Title: Re: Adding QWORDs with reg32, paddq and the FPU
Post by: daydreamer on November 15, 2020, 09:14:17 AM
Quote from: hutch-- on November 10, 2020, 11:47:41 AM
There is considerable variation in instruction sets across different hardware so you can expect unusual timing differences from one CPU to another. Long ago I remember an AMD processor that did some things really fast against the current Intel CPUs but was slow on may other instructions. Its all silicon acreage that accounts for the difference. I know that Intel over the last 10 years or so have prioritised SSE and AVX over the old integer instructions.

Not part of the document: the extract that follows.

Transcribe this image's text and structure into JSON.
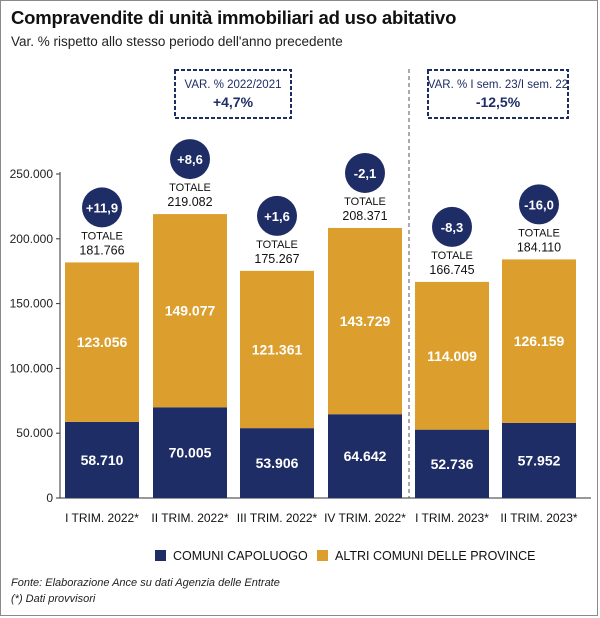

well usual way you choose cpu is to be able to run games and other programs at minimum/recommended stats,long ago I first had AMD athlon with only SSE caps,one step behind intels SSE version,so I got a intel because I wanted latest SSE instructions and ran old legacy landscape raytracing program on both and intel was a disappointment compared to the AMD,probably because program was developed on with good old fpu instructions

one timing I want todo is bitblt,stretchblt,drawiconex and see if there is any difference on milliseconds running on different gpus?